Há duas semanas que sentia que poderia se me calasse passar despercebida e escapar às labaredas.
Sentava-se num dos bancos de pedra que rodeiam a cisterna e ficava quieta a ouvir a sombra a trepar pelas árvores frias. Começava a erguer-se do chão, tingindo-o de cinzento. Alastrava até encher a água de chumbo picotado pelo vermelho das carpas asfixiadas que vinham abrir a boca à superfície. Depois, como bicho insidioso, a sombra enlaçava os troncos dos teixos. Sentia o barulho rumorejante desse trepar irreversível.

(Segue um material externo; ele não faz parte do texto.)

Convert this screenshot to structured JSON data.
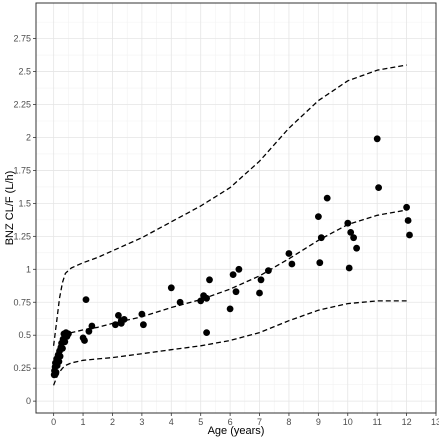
{
  "chart_data": {
    "type": "scatter",
    "title": "",
    "xlabel": "Age (years)",
    "ylabel": "BNZ CL/F (L/h)",
    "xlim": [
      -0.6,
      13.0
    ],
    "ylim": [
      -0.09,
      3.02
    ],
    "xticks": [
      0,
      1,
      2,
      3,
      4,
      5,
      6,
      7,
      8,
      9,
      10,
      11,
      12,
      13
    ],
    "yticks": [
      0,
      0.25,
      0.5,
      0.75,
      1,
      1.25,
      1.5,
      1.75,
      2,
      2.25,
      2.5,
      2.75
    ],
    "ytick_labels": [
      "0",
      "0.25",
      "0.5",
      "0.75",
      "1",
      "1.25",
      "1.5",
      "1.75",
      "2",
      "2.25",
      "2.5",
      "2.75"
    ],
    "grid": true,
    "marker_color": "#000000",
    "line_color": "#000000",
    "points": [
      {
        "x": 0.02,
        "y": 0.2
      },
      {
        "x": 0.03,
        "y": 0.23
      },
      {
        "x": 0.05,
        "y": 0.26
      },
      {
        "x": 0.06,
        "y": 0.29
      },
      {
        "x": 0.08,
        "y": 0.22
      },
      {
        "x": 0.1,
        "y": 0.32
      },
      {
        "x": 0.12,
        "y": 0.27
      },
      {
        "x": 0.15,
        "y": 0.35
      },
      {
        "x": 0.18,
        "y": 0.3
      },
      {
        "x": 0.2,
        "y": 0.38
      },
      {
        "x": 0.22,
        "y": 0.34
      },
      {
        "x": 0.25,
        "y": 0.41
      },
      {
        "x": 0.27,
        "y": 0.44
      },
      {
        "x": 0.3,
        "y": 0.4
      },
      {
        "x": 0.32,
        "y": 0.47
      },
      {
        "x": 0.35,
        "y": 0.51
      },
      {
        "x": 0.38,
        "y": 0.45
      },
      {
        "x": 0.42,
        "y": 0.52
      },
      {
        "x": 0.45,
        "y": 0.49
      },
      {
        "x": 0.5,
        "y": 0.51
      },
      {
        "x": 1.0,
        "y": 0.48
      },
      {
        "x": 1.05,
        "y": 0.46
      },
      {
        "x": 1.1,
        "y": 0.77
      },
      {
        "x": 1.2,
        "y": 0.53
      },
      {
        "x": 1.3,
        "y": 0.57
      },
      {
        "x": 2.1,
        "y": 0.58
      },
      {
        "x": 2.2,
        "y": 0.65
      },
      {
        "x": 2.3,
        "y": 0.61
      },
      {
        "x": 2.3,
        "y": 0.59
      },
      {
        "x": 2.4,
        "y": 0.62
      },
      {
        "x": 3.0,
        "y": 0.66
      },
      {
        "x": 3.05,
        "y": 0.58
      },
      {
        "x": 4.0,
        "y": 0.86
      },
      {
        "x": 4.3,
        "y": 0.75
      },
      {
        "x": 5.0,
        "y": 0.76
      },
      {
        "x": 5.1,
        "y": 0.8
      },
      {
        "x": 5.2,
        "y": 0.78
      },
      {
        "x": 5.2,
        "y": 0.52
      },
      {
        "x": 5.3,
        "y": 0.92
      },
      {
        "x": 6.0,
        "y": 0.7
      },
      {
        "x": 6.1,
        "y": 0.96
      },
      {
        "x": 6.2,
        "y": 0.83
      },
      {
        "x": 6.3,
        "y": 1.0
      },
      {
        "x": 7.0,
        "y": 0.82
      },
      {
        "x": 7.05,
        "y": 0.92
      },
      {
        "x": 7.3,
        "y": 0.99
      },
      {
        "x": 8.0,
        "y": 1.12
      },
      {
        "x": 8.1,
        "y": 1.04
      },
      {
        "x": 9.0,
        "y": 1.4
      },
      {
        "x": 9.05,
        "y": 1.05
      },
      {
        "x": 9.1,
        "y": 1.24
      },
      {
        "x": 9.3,
        "y": 1.54
      },
      {
        "x": 10.0,
        "y": 1.35
      },
      {
        "x": 10.05,
        "y": 1.01
      },
      {
        "x": 10.1,
        "y": 1.28
      },
      {
        "x": 10.2,
        "y": 1.24
      },
      {
        "x": 10.3,
        "y": 1.16
      },
      {
        "x": 11.0,
        "y": 1.99
      },
      {
        "x": 11.05,
        "y": 1.62
      },
      {
        "x": 12.0,
        "y": 1.47
      },
      {
        "x": 12.05,
        "y": 1.37
      },
      {
        "x": 12.1,
        "y": 1.26
      }
    ],
    "series": [
      {
        "style": "dashed",
        "x": [
          0,
          0.1,
          0.2,
          0.3,
          0.4,
          0.6,
          0.8,
          1,
          1.5,
          2,
          3,
          4,
          5,
          6,
          7,
          8,
          9,
          10,
          11,
          12
        ],
        "values": [
          0.42,
          0.6,
          0.78,
          0.9,
          0.97,
          1.01,
          1.03,
          1.05,
          1.09,
          1.14,
          1.24,
          1.36,
          1.48,
          1.62,
          1.82,
          2.07,
          2.28,
          2.43,
          2.51,
          2.55
        ]
      },
      {
        "style": "dashed",
        "x": [
          0,
          0.1,
          0.2,
          0.3,
          0.4,
          0.6,
          0.8,
          1,
          1.5,
          2,
          3,
          4,
          5,
          6,
          7,
          8,
          9,
          10,
          11,
          12
        ],
        "values": [
          0.26,
          0.36,
          0.44,
          0.48,
          0.5,
          0.52,
          0.53,
          0.54,
          0.56,
          0.59,
          0.64,
          0.71,
          0.77,
          0.85,
          0.95,
          1.08,
          1.22,
          1.34,
          1.41,
          1.45
        ]
      },
      {
        "style": "dashed",
        "x": [
          0,
          0.1,
          0.2,
          0.3,
          0.4,
          0.6,
          0.8,
          1,
          1.5,
          2,
          3,
          4,
          5,
          6,
          7,
          8,
          9,
          10,
          11,
          12
        ],
        "values": [
          0.12,
          0.18,
          0.22,
          0.25,
          0.27,
          0.29,
          0.3,
          0.31,
          0.32,
          0.33,
          0.36,
          0.39,
          0.42,
          0.46,
          0.52,
          0.61,
          0.69,
          0.74,
          0.76,
          0.76
        ]
      }
    ]
  }
}
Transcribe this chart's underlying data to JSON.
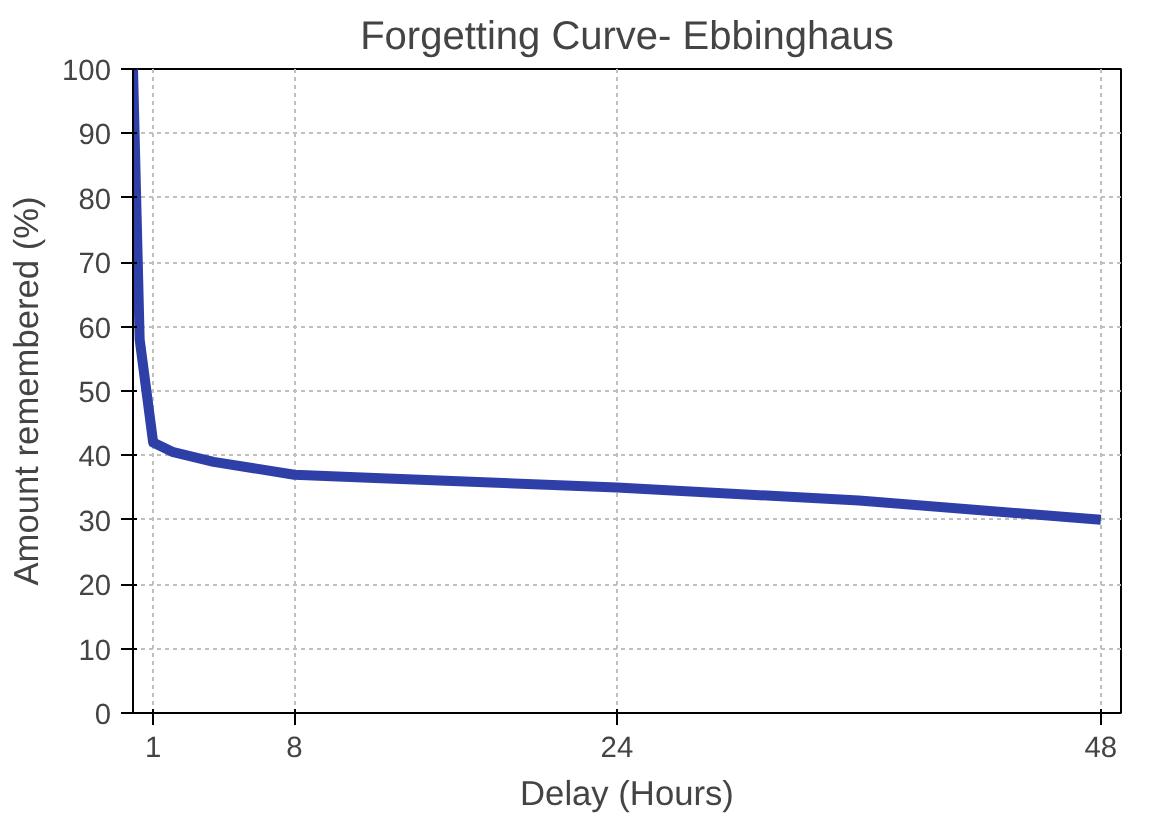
{
  "chart_data": {
    "type": "line",
    "title": "Forgetting Curve- Ebbinghaus",
    "xlabel": "Delay (Hours)",
    "ylabel": "Amount remembered (%)",
    "x": [
      0,
      0.33,
      1,
      2,
      4,
      8,
      12,
      24,
      36,
      48
    ],
    "series": [
      {
        "color": "#2e3fa8",
        "values": [
          100,
          58,
          42,
          40.5,
          39,
          37,
          36.5,
          35,
          33,
          30
        ]
      }
    ],
    "xlim": [
      0,
      49
    ],
    "xticks": [
      1,
      8,
      24,
      48
    ],
    "ylim": [
      0,
      100
    ],
    "yticks": [
      0,
      10,
      20,
      30,
      40,
      50,
      60,
      70,
      80,
      90,
      100
    ],
    "grid": true,
    "line_style": "solid"
  }
}
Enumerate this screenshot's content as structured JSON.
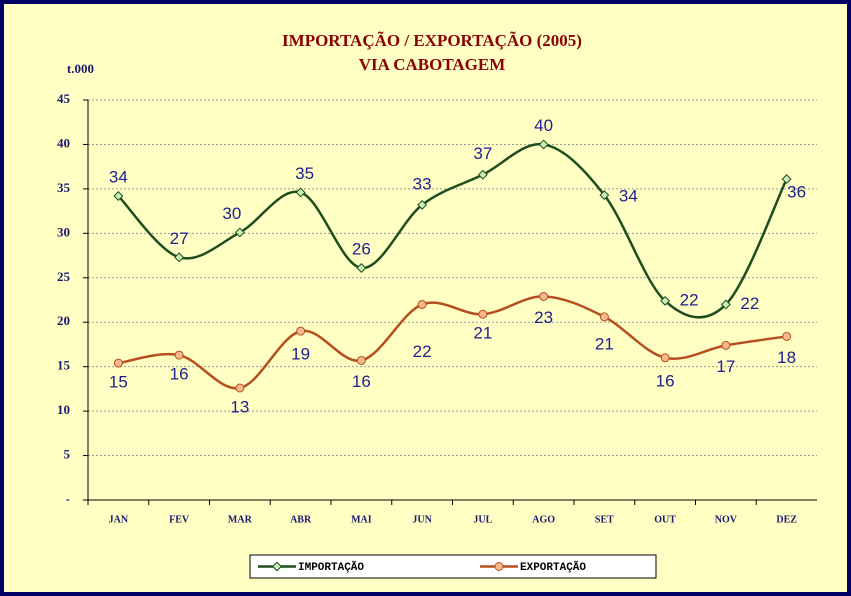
{
  "chart_data": {
    "type": "line",
    "title": "IMPORTAÇÃO / EXPORTAÇÃO (2005)",
    "subtitle": "VIA CABOTAGEM",
    "y_label": "t.000",
    "categories": [
      "JAN",
      "FEV",
      "MAR",
      "ABR",
      "MAI",
      "JUN",
      "JUL",
      "AGO",
      "SET",
      "OUT",
      "NOV",
      "DEZ"
    ],
    "series": [
      {
        "name": "IMPORTAÇÃO",
        "color": "#1e4d1e",
        "marker_color": "#c8f0b4",
        "values": [
          34.2,
          27.3,
          30.1,
          34.6,
          26.1,
          33.2,
          36.6,
          40.0,
          34.3,
          22.4,
          22.0,
          36.1
        ],
        "value_labels": [
          "34",
          "27",
          "30",
          "35",
          "26",
          "33",
          "37",
          "40",
          "34",
          "22",
          "22",
          "36"
        ]
      },
      {
        "name": "EXPORTAÇÃO",
        "color": "#b5501e",
        "marker_color": "#f7b98c",
        "values": [
          15.4,
          16.3,
          12.6,
          19.0,
          15.7,
          22.0,
          20.9,
          22.9,
          20.6,
          16.0,
          17.4,
          18.4
        ],
        "value_labels": [
          "15",
          "16",
          "13",
          "19",
          "16",
          "22",
          "21",
          "23",
          "21",
          "16",
          "17",
          "18"
        ]
      }
    ],
    "ylim": [
      0,
      45
    ],
    "yticks": [
      {
        "value": 0,
        "label": "-"
      },
      5,
      10,
      15,
      20,
      25,
      30,
      35,
      40,
      45
    ],
    "grid": true,
    "legend": "bottom"
  }
}
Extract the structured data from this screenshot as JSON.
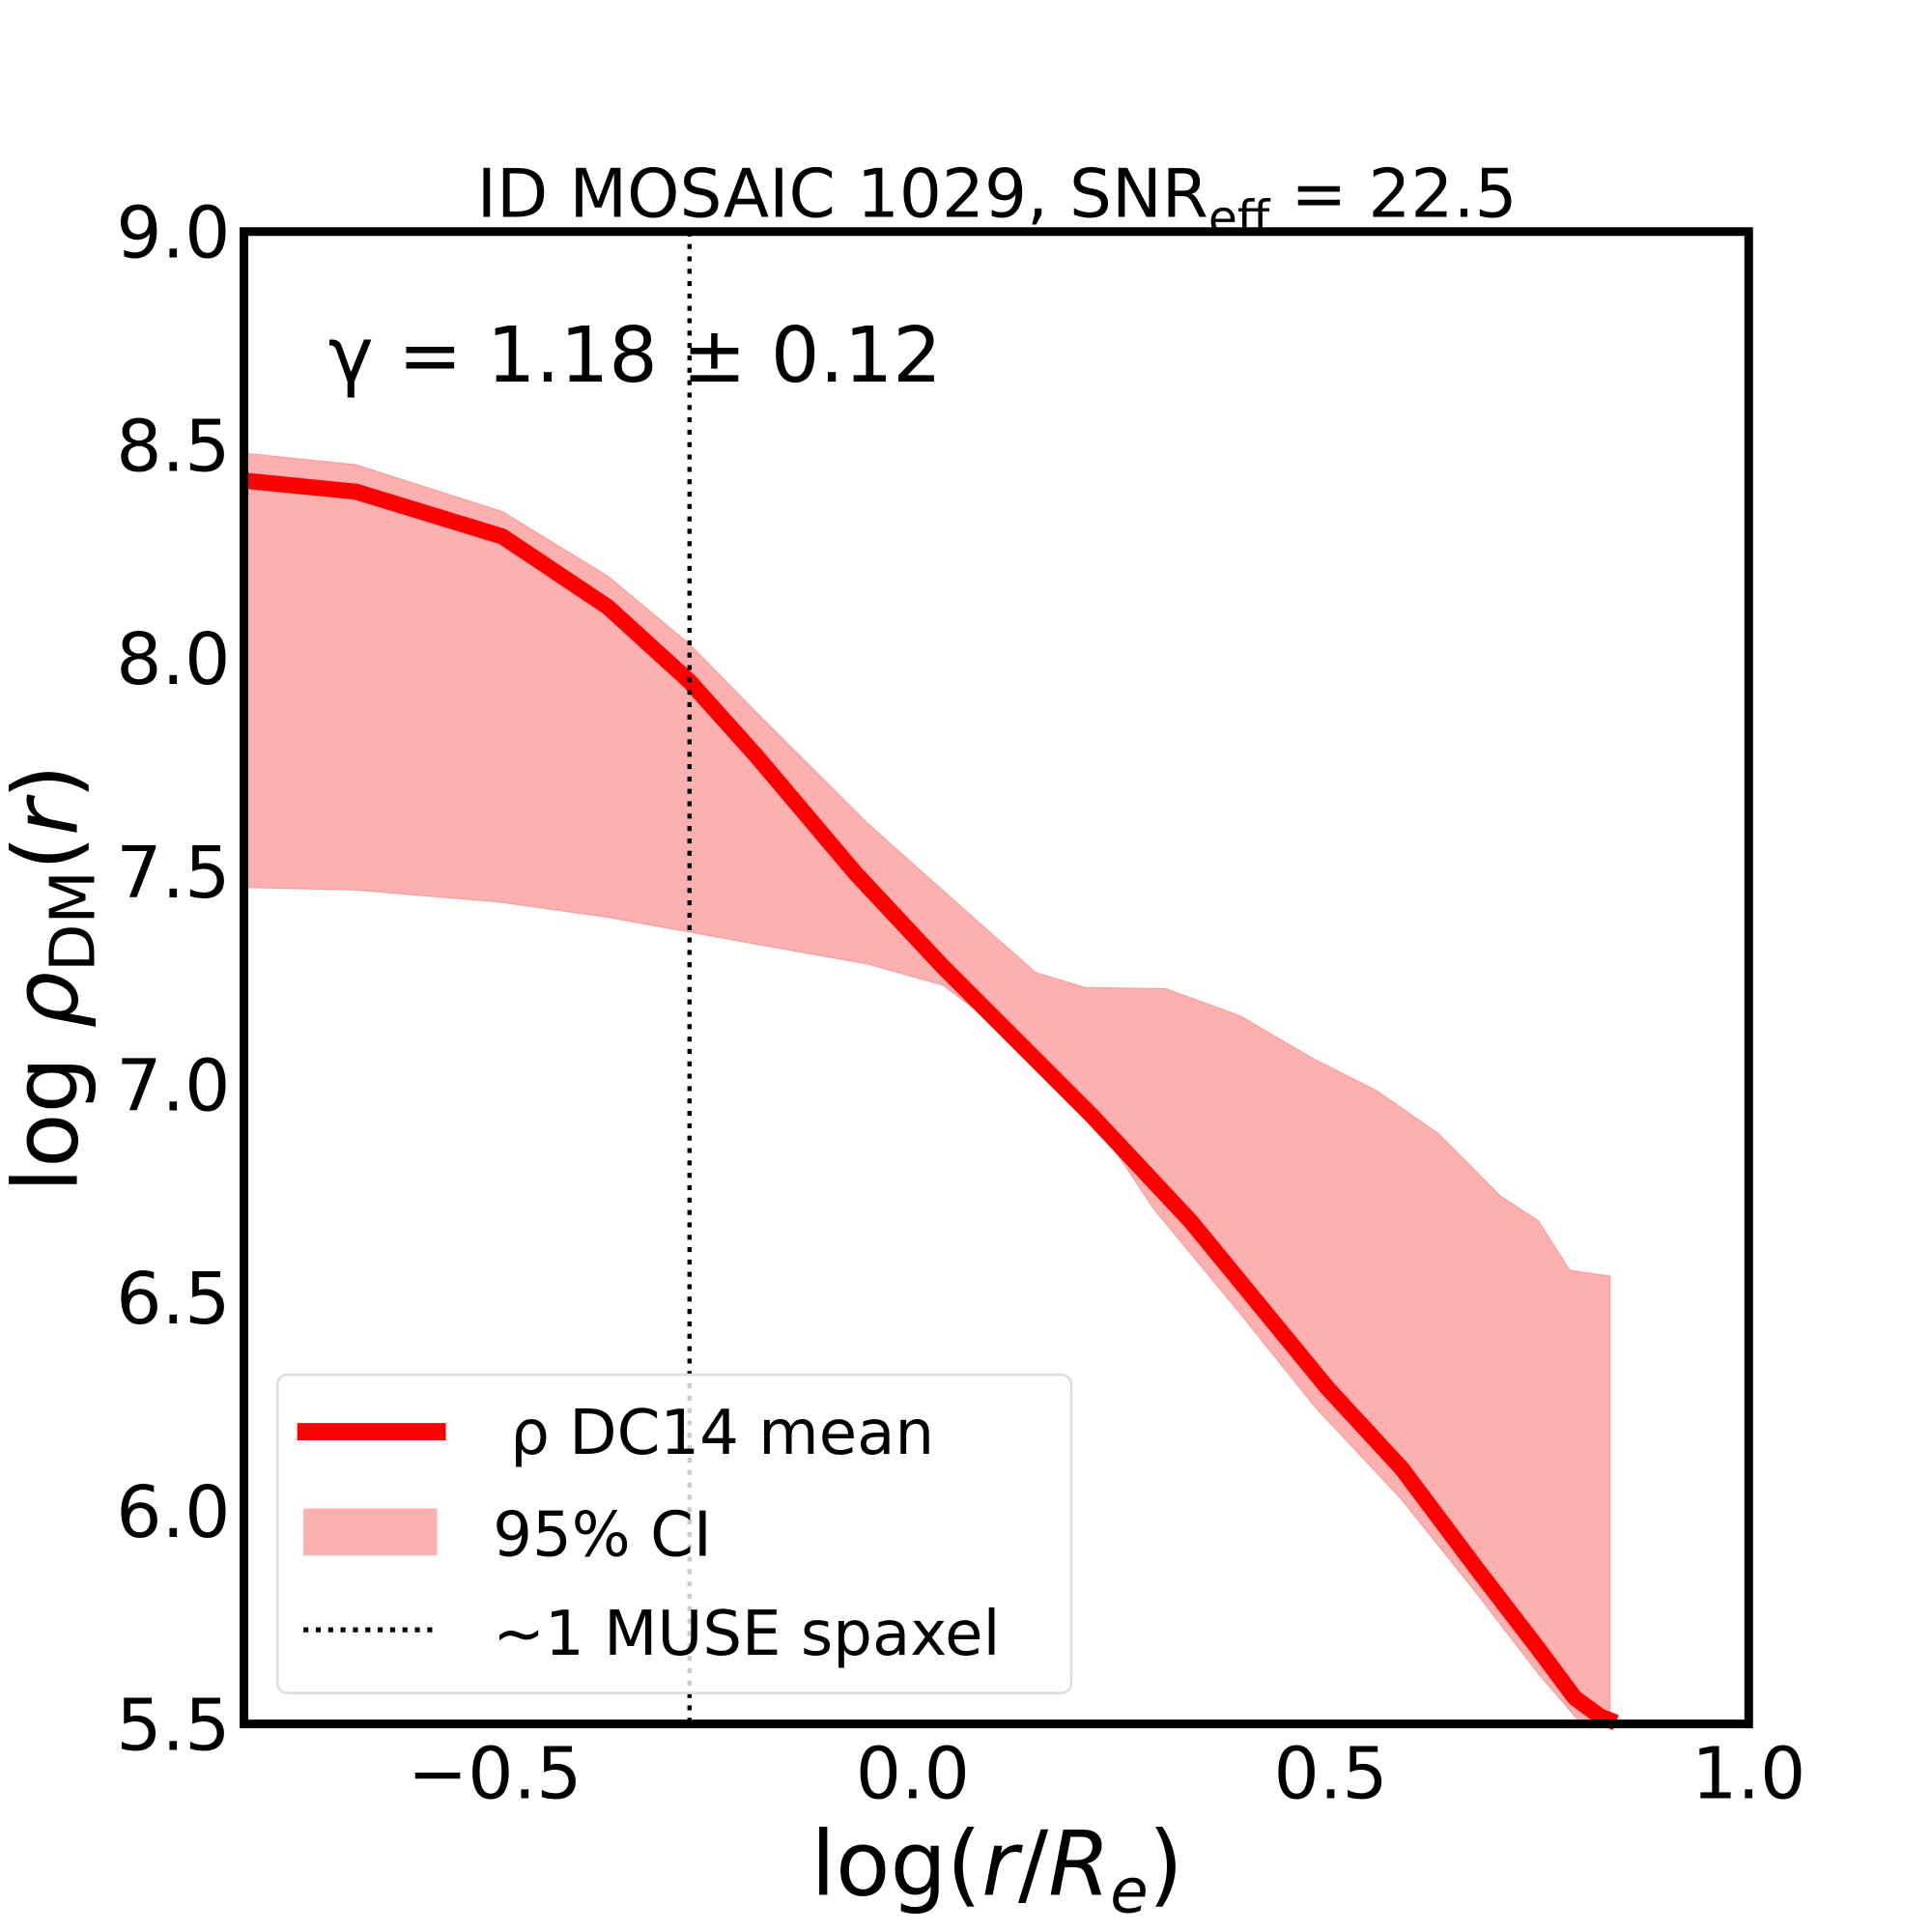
{
  "chart_data": {
    "type": "line",
    "title": "ID MOSAIC 1029, SNR",
    "title_sub": "eff",
    "title_suffix": " = 22.5",
    "annotation": "γ = 1.18 ± 0.12",
    "xlabel": "log(r/Rₑ)",
    "ylabel": "log ρ_DM(r)",
    "xlim": [
      -0.8,
      1.0
    ],
    "ylim": [
      5.5,
      9.0
    ],
    "xticks": [
      "−0.5",
      "0.0",
      "0.5",
      "1.0"
    ],
    "xtick_values": [
      -0.5,
      0.0,
      0.5,
      1.0
    ],
    "yticks": [
      "5.5",
      "6.0",
      "6.5",
      "7.0",
      "7.5",
      "8.0",
      "8.5",
      "9.0"
    ],
    "ytick_values": [
      5.5,
      6.0,
      6.5,
      7.0,
      7.5,
      8.0,
      8.5,
      9.0
    ],
    "grid": false,
    "legend_position": "lower-left",
    "series": [
      {
        "name": "ρ DC14 mean",
        "color": "#ff0000",
        "x": [
          -0.8,
          -0.666,
          -0.491,
          -0.365,
          -0.267,
          -0.187,
          -0.068,
          0.036,
          0.214,
          0.332,
          0.496,
          0.585,
          0.674,
          0.748,
          0.792,
          0.822,
          0.841
        ],
        "y": [
          8.416,
          8.39,
          8.285,
          8.12,
          7.945,
          7.77,
          7.494,
          7.276,
          6.927,
          6.68,
          6.288,
          6.099,
          5.866,
          5.677,
          5.561,
          5.518,
          5.503
        ]
      }
    ],
    "band": {
      "name": "95% CI",
      "color": "#fdb0b0",
      "upper_x": [
        -0.8,
        -0.666,
        -0.491,
        -0.365,
        -0.267,
        -0.187,
        -0.053,
        0.08,
        0.147,
        0.206,
        0.303,
        0.392,
        0.481,
        0.555,
        0.629,
        0.703,
        0.748,
        0.786,
        0.834
      ],
      "upper_y": [
        8.48,
        8.453,
        8.343,
        8.192,
        8.032,
        7.872,
        7.61,
        7.378,
        7.262,
        7.227,
        7.224,
        7.16,
        7.058,
        6.985,
        6.884,
        6.738,
        6.68,
        6.564,
        6.55
      ],
      "lower_x": [
        -0.8,
        -0.666,
        -0.491,
        -0.365,
        -0.187,
        -0.053,
        0.036,
        0.125,
        0.214,
        0.288,
        0.392,
        0.481,
        0.585,
        0.674,
        0.748,
        0.8
      ],
      "lower_y": [
        7.462,
        7.456,
        7.427,
        7.392,
        7.329,
        7.282,
        7.233,
        7.102,
        6.927,
        6.709,
        6.462,
        6.244,
        6.026,
        5.808,
        5.619,
        5.5
      ]
    },
    "vline": {
      "name": "~1 MUSE spaxel",
      "x": -0.267,
      "style": "dotted",
      "color": "#000000"
    }
  }
}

As mãos da sombra são frias. Tocavam-me nos pés, nas mãos, na boca, e imobilizavam as palavras e os gestos e mesmo o toque ínfimo do fio de água que alimenta a cisterna se estilhaçava na pele líquida com a invisibilidade da finitude. Mergulhava nesta descoloração com a beatitude dos que desistem, com a aceitação dos suicidas e deixava que a consciência da minha morte crescesse indolor.
Dentro de mim, a morte vai crescendo igual à sombra da cisterna e a placidez deste facto tranquiliza-me, como me apazigua a sombra a crescer nos teixos frios.
Agora o calor desabou e um pavão destrói a obscuridade com o grito de jóias estridentes.